Nov 09


Are we prisoners of our own projects? We haven’t done anything wrong, we work hard to deliver great software. We try hard to add business value on everything we do and we try to work together as optimal as possible. But there is always that deadline that in most cases was devised by someone who hasn’t got the slightest clue about the amount of time or complexity it takes to deliver.  We have to reach that deadline en often, if not always, we surpass that deadline. For as far as I know we don’t get shot, but often there are people that are not happy when we pass it. In most cases these are the people that thought up this deadline in the first place. But it can be worse, it can also be the people who got there deadline from people above them. In most cases a deadline is fictional. The 31st of December or September 1st. Or because someone needs to go on a holiday and wants it all before he or she leaves. And it can be a marketing campaign already set before realizing that there was also need for some sort of software to be delivered, trust me, I have seen it happen. The people who need to reach the deadline often have no say in the matter, which is a pity because they are the people who in the first place could have told that it was an impossible goal. Without any form of trial we become prisoners of the system.

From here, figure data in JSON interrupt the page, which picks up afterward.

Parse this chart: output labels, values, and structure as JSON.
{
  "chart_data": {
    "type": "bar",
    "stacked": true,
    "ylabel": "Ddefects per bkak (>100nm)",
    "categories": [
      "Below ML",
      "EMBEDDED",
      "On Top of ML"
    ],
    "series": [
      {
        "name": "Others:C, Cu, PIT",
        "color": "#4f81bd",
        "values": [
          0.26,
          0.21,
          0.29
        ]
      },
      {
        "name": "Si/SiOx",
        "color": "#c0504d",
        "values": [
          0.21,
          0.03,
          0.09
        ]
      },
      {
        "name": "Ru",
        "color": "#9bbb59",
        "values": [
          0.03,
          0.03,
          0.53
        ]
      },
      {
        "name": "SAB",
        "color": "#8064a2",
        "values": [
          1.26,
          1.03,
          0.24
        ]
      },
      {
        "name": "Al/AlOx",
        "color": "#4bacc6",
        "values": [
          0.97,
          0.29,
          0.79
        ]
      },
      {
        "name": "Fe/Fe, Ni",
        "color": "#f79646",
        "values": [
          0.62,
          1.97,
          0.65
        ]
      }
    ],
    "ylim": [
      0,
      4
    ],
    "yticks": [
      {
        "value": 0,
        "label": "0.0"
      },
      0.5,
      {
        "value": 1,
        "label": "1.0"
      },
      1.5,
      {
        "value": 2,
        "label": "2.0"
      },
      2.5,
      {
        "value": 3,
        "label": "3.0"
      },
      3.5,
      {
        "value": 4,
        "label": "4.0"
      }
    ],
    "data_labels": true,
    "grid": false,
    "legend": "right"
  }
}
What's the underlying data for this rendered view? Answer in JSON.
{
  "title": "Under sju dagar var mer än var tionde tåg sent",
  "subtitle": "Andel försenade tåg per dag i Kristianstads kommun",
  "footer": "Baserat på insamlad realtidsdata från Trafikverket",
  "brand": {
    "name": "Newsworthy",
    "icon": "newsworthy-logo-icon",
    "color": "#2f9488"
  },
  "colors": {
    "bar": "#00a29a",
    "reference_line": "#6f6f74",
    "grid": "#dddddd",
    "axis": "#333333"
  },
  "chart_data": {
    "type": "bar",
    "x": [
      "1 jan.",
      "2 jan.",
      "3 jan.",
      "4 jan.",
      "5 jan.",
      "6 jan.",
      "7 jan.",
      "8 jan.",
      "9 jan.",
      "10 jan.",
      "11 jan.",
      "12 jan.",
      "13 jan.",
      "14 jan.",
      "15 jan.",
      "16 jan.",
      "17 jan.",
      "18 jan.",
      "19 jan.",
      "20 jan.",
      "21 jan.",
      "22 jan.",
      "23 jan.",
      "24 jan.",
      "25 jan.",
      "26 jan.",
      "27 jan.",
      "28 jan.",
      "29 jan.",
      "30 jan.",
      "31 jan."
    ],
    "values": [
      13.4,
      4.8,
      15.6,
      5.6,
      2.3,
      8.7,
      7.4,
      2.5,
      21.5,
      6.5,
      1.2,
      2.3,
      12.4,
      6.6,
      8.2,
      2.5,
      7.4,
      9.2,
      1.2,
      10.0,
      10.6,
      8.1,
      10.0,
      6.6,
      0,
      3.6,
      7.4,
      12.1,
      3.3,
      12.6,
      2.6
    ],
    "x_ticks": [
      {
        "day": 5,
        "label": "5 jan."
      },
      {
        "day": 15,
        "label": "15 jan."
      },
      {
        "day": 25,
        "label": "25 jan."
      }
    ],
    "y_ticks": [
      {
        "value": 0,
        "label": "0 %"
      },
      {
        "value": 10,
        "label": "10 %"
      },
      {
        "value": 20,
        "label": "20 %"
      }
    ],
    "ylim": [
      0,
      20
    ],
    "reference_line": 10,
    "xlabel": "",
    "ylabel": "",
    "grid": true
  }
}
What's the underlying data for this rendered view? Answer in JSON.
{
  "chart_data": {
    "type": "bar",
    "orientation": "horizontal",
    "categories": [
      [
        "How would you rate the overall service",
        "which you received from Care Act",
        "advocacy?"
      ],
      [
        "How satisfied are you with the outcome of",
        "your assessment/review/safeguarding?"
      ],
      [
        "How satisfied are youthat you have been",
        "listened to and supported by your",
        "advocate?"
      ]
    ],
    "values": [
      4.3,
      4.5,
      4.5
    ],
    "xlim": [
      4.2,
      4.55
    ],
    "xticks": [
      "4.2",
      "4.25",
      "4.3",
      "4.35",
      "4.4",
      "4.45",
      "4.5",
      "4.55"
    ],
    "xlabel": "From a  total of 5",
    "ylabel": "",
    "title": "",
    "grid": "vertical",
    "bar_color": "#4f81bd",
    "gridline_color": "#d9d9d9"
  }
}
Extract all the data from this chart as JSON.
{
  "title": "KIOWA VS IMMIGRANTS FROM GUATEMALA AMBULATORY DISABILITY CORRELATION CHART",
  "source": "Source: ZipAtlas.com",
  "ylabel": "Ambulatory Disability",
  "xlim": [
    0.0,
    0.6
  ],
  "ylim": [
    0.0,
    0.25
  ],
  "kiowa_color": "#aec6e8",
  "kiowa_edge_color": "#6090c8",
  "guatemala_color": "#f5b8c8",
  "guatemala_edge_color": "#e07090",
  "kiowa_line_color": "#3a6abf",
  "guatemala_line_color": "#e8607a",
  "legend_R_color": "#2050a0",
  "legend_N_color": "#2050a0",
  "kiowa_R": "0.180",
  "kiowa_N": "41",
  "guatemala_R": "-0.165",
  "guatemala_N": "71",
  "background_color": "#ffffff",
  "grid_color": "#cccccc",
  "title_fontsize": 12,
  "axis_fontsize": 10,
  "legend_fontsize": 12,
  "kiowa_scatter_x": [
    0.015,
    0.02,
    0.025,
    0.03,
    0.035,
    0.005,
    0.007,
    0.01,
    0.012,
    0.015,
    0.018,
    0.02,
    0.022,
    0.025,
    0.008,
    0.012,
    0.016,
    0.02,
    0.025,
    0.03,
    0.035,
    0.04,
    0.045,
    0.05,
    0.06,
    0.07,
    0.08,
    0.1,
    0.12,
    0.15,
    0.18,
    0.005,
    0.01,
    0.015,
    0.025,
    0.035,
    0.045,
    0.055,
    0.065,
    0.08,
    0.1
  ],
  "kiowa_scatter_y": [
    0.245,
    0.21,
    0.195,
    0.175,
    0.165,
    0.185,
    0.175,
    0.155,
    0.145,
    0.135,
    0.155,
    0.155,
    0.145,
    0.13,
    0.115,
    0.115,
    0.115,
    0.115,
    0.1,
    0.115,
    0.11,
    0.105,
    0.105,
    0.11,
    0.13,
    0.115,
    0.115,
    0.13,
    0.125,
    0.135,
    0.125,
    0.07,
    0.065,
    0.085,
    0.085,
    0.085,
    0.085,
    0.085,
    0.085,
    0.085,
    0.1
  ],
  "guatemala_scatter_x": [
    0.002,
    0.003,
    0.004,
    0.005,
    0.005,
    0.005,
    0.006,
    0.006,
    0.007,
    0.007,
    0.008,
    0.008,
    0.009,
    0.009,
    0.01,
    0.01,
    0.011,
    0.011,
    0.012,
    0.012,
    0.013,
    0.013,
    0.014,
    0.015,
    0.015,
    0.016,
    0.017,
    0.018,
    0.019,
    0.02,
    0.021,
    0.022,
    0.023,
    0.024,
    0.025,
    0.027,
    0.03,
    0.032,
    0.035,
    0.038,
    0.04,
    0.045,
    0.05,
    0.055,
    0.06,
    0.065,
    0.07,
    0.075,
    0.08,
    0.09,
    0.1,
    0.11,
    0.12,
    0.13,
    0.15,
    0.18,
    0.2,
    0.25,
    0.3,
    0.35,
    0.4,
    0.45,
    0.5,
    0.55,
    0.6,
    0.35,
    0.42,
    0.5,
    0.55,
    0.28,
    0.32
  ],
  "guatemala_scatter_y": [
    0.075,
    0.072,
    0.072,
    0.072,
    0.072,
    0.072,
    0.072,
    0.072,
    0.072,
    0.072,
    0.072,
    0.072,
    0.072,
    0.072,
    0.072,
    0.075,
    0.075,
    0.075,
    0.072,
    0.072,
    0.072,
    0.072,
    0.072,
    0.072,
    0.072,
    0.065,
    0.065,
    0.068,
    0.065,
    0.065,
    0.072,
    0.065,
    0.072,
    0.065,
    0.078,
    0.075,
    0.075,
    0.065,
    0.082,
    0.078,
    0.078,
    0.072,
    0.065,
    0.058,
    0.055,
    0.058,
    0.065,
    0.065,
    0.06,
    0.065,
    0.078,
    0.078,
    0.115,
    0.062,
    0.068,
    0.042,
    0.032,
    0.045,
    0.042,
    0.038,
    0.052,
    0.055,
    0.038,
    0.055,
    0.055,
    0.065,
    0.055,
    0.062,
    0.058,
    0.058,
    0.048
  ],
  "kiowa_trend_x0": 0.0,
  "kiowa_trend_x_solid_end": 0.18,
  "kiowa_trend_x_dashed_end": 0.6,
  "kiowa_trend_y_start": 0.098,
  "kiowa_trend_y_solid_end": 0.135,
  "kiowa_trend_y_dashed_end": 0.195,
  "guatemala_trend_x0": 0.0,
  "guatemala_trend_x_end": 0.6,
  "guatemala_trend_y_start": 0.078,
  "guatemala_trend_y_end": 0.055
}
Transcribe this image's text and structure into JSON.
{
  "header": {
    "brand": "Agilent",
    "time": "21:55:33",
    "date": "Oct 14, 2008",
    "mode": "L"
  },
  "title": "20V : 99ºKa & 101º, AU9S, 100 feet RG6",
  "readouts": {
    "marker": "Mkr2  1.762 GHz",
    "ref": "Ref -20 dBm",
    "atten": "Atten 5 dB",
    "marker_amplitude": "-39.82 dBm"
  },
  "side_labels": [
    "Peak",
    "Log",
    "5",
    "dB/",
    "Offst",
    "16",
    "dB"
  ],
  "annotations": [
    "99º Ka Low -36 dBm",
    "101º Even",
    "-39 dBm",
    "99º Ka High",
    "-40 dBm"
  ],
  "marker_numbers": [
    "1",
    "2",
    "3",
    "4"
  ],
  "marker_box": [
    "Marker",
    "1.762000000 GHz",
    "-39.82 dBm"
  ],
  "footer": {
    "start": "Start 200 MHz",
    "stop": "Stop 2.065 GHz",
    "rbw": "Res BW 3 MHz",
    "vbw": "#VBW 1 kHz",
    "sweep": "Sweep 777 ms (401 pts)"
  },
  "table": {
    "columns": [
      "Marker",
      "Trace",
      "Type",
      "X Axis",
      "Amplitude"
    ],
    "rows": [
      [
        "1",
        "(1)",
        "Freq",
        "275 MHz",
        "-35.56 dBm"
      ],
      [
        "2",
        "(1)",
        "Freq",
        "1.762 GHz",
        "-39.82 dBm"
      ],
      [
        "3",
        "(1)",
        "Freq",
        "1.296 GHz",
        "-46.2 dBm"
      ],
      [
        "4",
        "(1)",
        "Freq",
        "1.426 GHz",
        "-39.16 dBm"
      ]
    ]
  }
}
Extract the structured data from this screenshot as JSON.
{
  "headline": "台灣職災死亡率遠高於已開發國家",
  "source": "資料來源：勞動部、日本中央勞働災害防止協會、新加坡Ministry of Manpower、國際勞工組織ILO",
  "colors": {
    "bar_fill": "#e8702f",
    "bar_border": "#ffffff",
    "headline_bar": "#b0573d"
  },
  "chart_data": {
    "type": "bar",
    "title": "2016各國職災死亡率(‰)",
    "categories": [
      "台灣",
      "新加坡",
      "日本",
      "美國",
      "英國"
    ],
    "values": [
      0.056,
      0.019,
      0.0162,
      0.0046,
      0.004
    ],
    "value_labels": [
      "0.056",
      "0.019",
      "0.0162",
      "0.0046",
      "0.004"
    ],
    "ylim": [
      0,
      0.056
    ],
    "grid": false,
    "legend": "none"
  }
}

We work with models like Scrum or Kanban and we can deliver in a continues integrations. After certain time, amounts of software can be deployed. Often this is delivered in small badges that can add to a better performing product. An iterative way of working does not know a real big deadline. But this doesn’t mean that there can’t be any certainties. There must be a goal or an end to it, a final marker if you will. With agile models we work on something that has value, something that has a meaning and often reached by taking small steps. Deadlines are often the end of a waterfall way of working. It has a beginning and an ending. But the end is most of the time, set. The road to reach it is uncertain and with obstacles. But the deadline is set in stone.

Working agile has become more popular. Large companies adopt it as the new way of working; some even go so far as to change everything. Flexwork environments are created and the new way of working is brought in association with agile, although it has nothing in common. But deadlines stay as they are. Contracts are still written up as usual an become the ammunition that can be loaded when the end is near. The implementation of scrum or kanban isn’t very hard. The rules are simple and often companies think that it is done when they do so. The wall is replaced with a nice green lawn without fences. Here and there a landmine, but they are traced and destroyed. But the line is still there and it is so important that we remove it. The guard has to be removed from the walls. And the live rounds need to be confiscated.

It is fun to work with metaphors because it gives a clear image. A deadline is something that raises restrictions. A border threat of some kind. It is a pressure that nobody needs. The idea that a deadline is a guarantee that everything is delivered nice and beautiful is a ferry tail. It is one of the fake certainties. It is the guaranteed incremental death-march song. Delivering value is important and as long as this is not the highest priority the prison will remain. And the line is still there threatning everyone with a loaded gun who dares to pass it

The term deadline originated from prison camps during war, and referred to a physical line or boundary. Guards would shoot any prisoner who crossed the deadline.